By Tempest Wright, Staff Writer/Illustrator – January 15, 2020
Is it Marketing or Propaganda?
Propaganda is a powerful tool that pushes the agenda of a few onto the minds of many. More than a standard advertising or marketing campaign, propaganda is dangerous because it can and has been used to sell war to nations of people, including the United States of America.
Utilizing mass media, propaganda is a way for powerful entities, such as the government or big business, to influence social and political issues relating to race, gender, and foreign affairs. While there are legal regulations in place that uphold marketing and advertising practices, propaganda relies heavily on hyperbole and falsehoods to be effective. On the other hand, marketing is the most effective when it’s honest. This is the key difference between marketing and propaganda.
The Encyclopedia Britannica describes propaganda as a “dissemination of information — facts, arguments, rumors, half-truths, or lies — to influence public opinion.” Why is it so important to know propaganda and be able to identify it in the media we consume?
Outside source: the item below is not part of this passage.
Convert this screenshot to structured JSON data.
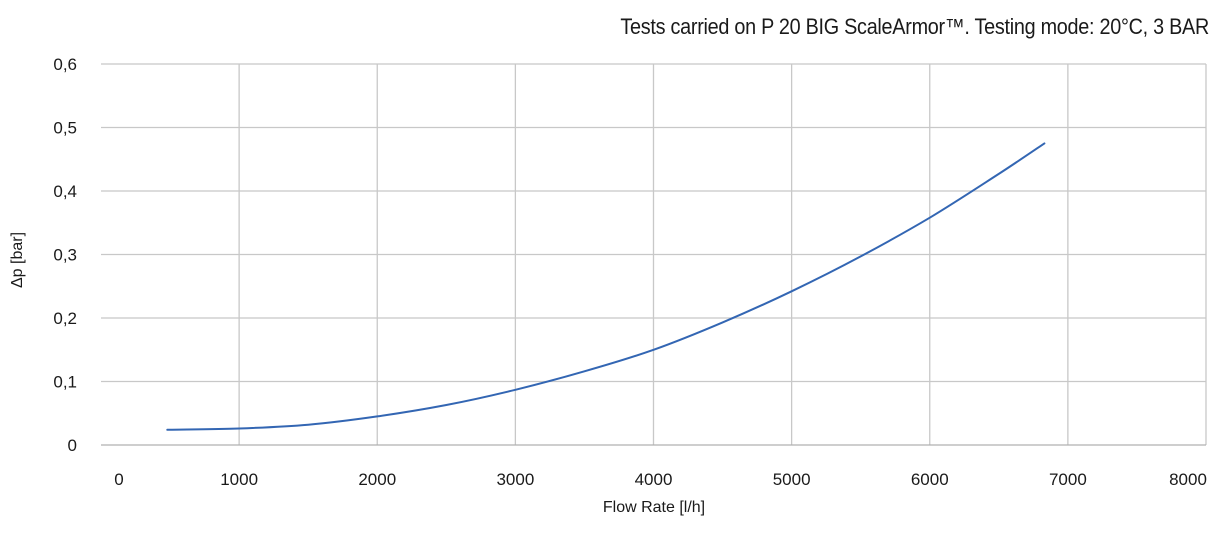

This is an obvious question, seeing as though no one should want lies and manipulation to influence their thoughts and beliefs, whether the topic is as serious as the nation going to war or as trivial as which toothpaste to buy.
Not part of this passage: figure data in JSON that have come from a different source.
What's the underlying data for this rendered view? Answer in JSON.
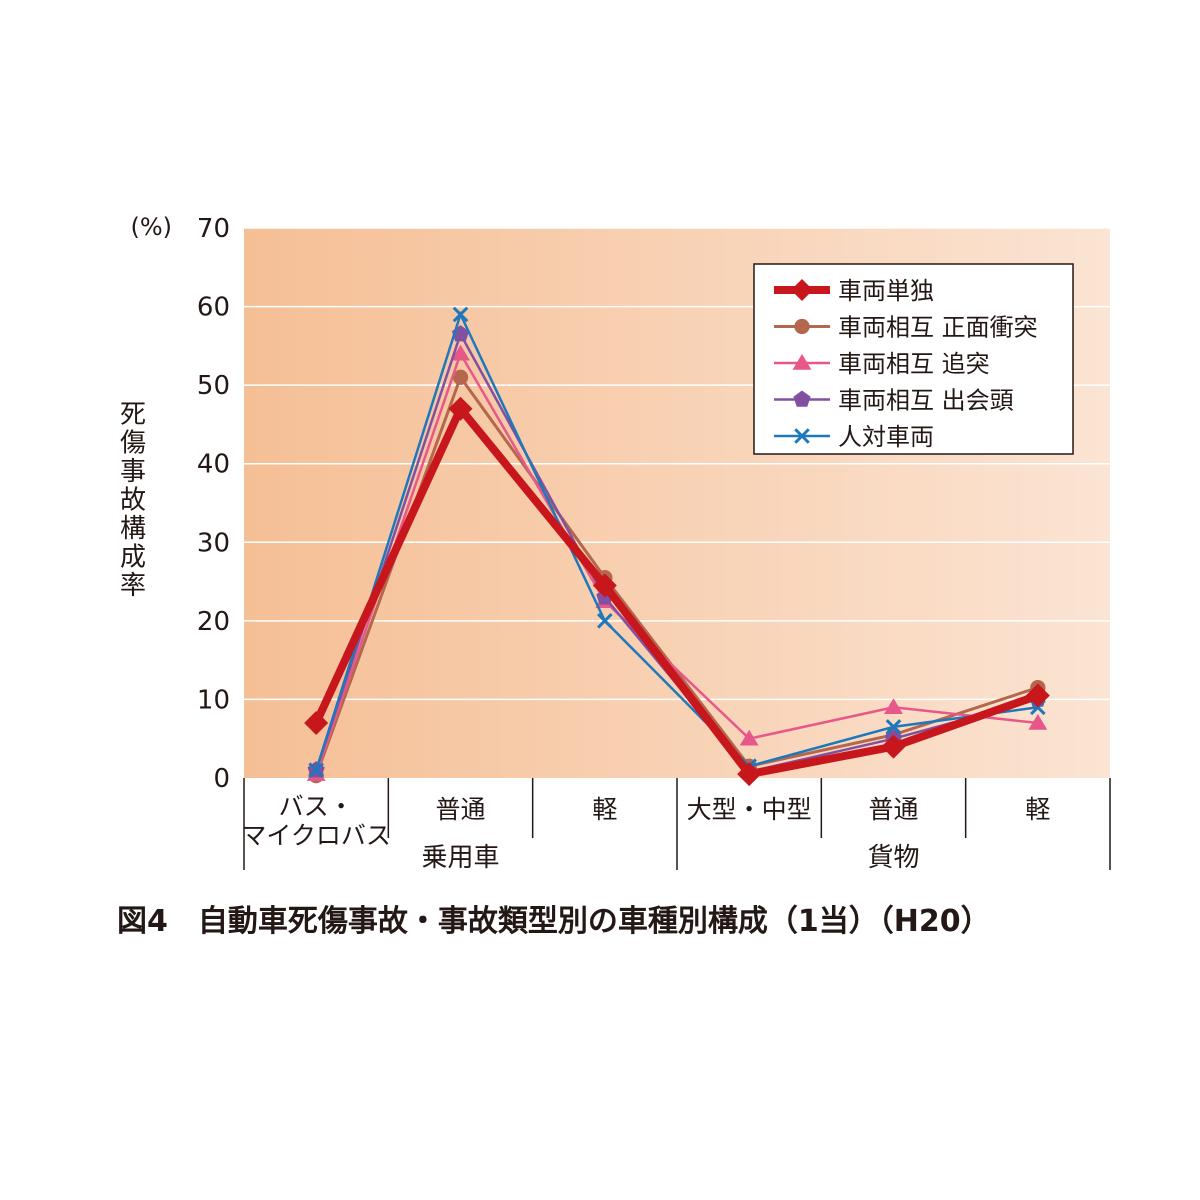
{
  "caption": "図4　自動車死傷事故・事故類型別の車種別構成（1当）（H20）",
  "chart_data": {
    "type": "line",
    "title": "",
    "ylabel": "死傷事故構成率",
    "yunit": "(%)",
    "ylim": [
      0,
      70
    ],
    "yticks": [
      0,
      10,
      20,
      30,
      40,
      50,
      60,
      70
    ],
    "grid": true,
    "legend_position": "top-right",
    "categories": [
      "バス・\nマイクロバス",
      "普通",
      "軽",
      "大型・中型",
      "普通",
      "軽"
    ],
    "groups": [
      {
        "label": "乗用車",
        "span": [
          0,
          2
        ]
      },
      {
        "label": "貨物",
        "span": [
          3,
          5
        ]
      }
    ],
    "series": [
      {
        "name": "車両単独",
        "color": "#c8161d",
        "marker": "diamond",
        "width": 8,
        "values": [
          7.0,
          47.0,
          24.5,
          0.5,
          4.0,
          10.5
        ]
      },
      {
        "name": "車両相互 正面衝突",
        "color": "#b4674d",
        "marker": "circle",
        "width": 3,
        "values": [
          0.3,
          51.0,
          25.5,
          1.5,
          5.5,
          11.5
        ]
      },
      {
        "name": "車両相互 追突",
        "color": "#e8578a",
        "marker": "triangle",
        "width": 2.5,
        "values": [
          0.5,
          54.0,
          22.5,
          5.0,
          9.0,
          7.0
        ]
      },
      {
        "name": "車両相互 出会頭",
        "color": "#8250a0",
        "marker": "pentagon",
        "width": 2.5,
        "values": [
          1.0,
          56.5,
          23.0,
          0.8,
          5.0,
          10.0
        ]
      },
      {
        "name": "人対車両",
        "color": "#1e78bc",
        "marker": "x",
        "width": 2.5,
        "values": [
          1.0,
          59.0,
          20.0,
          1.5,
          6.5,
          9.0
        ]
      }
    ]
  }
}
Propaganda functions through the spread of imagery (like World War II Nazi comic strips), catchphrases (“weapons of mass destruction”), and selective information. This is especially true when nations are at war and use visuals and language that depict their enemies as villainous or fearsome. This not only sways the public to support conflict, it inspires citizens to enlist. Less extreme examples of propaganda are the attack ads that air during every election.
It’s important to identify truth from lies (and mere opinions) in the media. This distinction is important online, where most content goes unmonitored and some of it is posted by bots or zealots. It’s also important to check the source of information and articles. If no source exists, or it’s not reputable, chances are the information is questionable. Additionally, not all photos are real – they can be either staged or outright photoshopped.
When it comes to any piece of media, propaganda or not, it’s important to view it through a lens of discernment, seek out objective points of view (keeping your own confirmation biases in mind), and come to your own conclusions. It’s too easy to get sucked into a whirlwind of fear-mongering or deceptive information masquerading as facts. However, with care and diligence, people can remain armed with the truth and free thinking.